As an armada of real and pretend experts proclaim their often blurred visions of our motoring future, it's becoming difficult to separate genuinely viable alternatives to fossil fuels from the snake oil and dead end technologies.
Of course a debate over which fuels are better or worse, cleaner or dirtier, expensive or cheap is inevitable, and ultimately productive, because in the end the best technology will win. It usually does.
With the European Commission adopting its 130 g/km emissions target for the majority of new vehicles in 2012, the first step on the road to genuinely clean green cars has arrived.
Whatever we drive over the horizon, David Lamb (one of the NRMA sponsored Jamison Group members) says the way to make a difference now is to use our car less. "By 2050, we need to achieve an 80 per cent reduction in greenhouse gas emissions if we are to stop global warming becoming irreversible," he said.

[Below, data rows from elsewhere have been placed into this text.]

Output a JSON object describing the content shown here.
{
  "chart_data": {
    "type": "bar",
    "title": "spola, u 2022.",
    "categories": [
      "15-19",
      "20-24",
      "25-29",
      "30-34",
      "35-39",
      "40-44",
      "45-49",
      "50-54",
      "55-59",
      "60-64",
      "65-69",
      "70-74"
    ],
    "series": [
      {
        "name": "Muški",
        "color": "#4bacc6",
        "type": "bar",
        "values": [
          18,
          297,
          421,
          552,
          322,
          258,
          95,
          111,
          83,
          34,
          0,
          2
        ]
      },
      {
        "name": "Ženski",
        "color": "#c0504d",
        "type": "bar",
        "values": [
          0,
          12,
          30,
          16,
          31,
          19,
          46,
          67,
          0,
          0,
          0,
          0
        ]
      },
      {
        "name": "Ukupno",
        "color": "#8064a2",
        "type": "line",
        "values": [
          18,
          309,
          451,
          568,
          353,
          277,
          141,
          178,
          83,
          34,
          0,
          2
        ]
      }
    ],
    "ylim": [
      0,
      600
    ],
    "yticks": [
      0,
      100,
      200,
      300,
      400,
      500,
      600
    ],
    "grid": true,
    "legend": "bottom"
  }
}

"I think we can, and as a rich nation we have to show some leadership, but at present we just encourage waste. Large six cylinder cars produced by the Australian industry are just so far away from what the rest of the world is talking about. "Lamb said.
Mark Diesendorf (Jamison Group member) concurs with the 80 per cent by 2050 target, but says "there are no certainties". He also condemns the current political emphasis on so called "clean coal" technology in Australia.
"It's deluded rhetoric to claim that Australia can fund the development of clean coal and export the technology to the world," he said.
"We should leave that to the Americans and the Europeans, who can afford it, and put our research dollars into renewables like wind, solar and biofuels.
"The nice thing about the car business," Diesendorf said, "is that increasingly high oil prices, and declining supply, are natural drivers which will make the market for alternative fuels, and vehicle technology, work - as long as the current government subsidies to the fossil fuel industry, which run into billions of dollars, stop. That really is throwing money into a bottomless pit."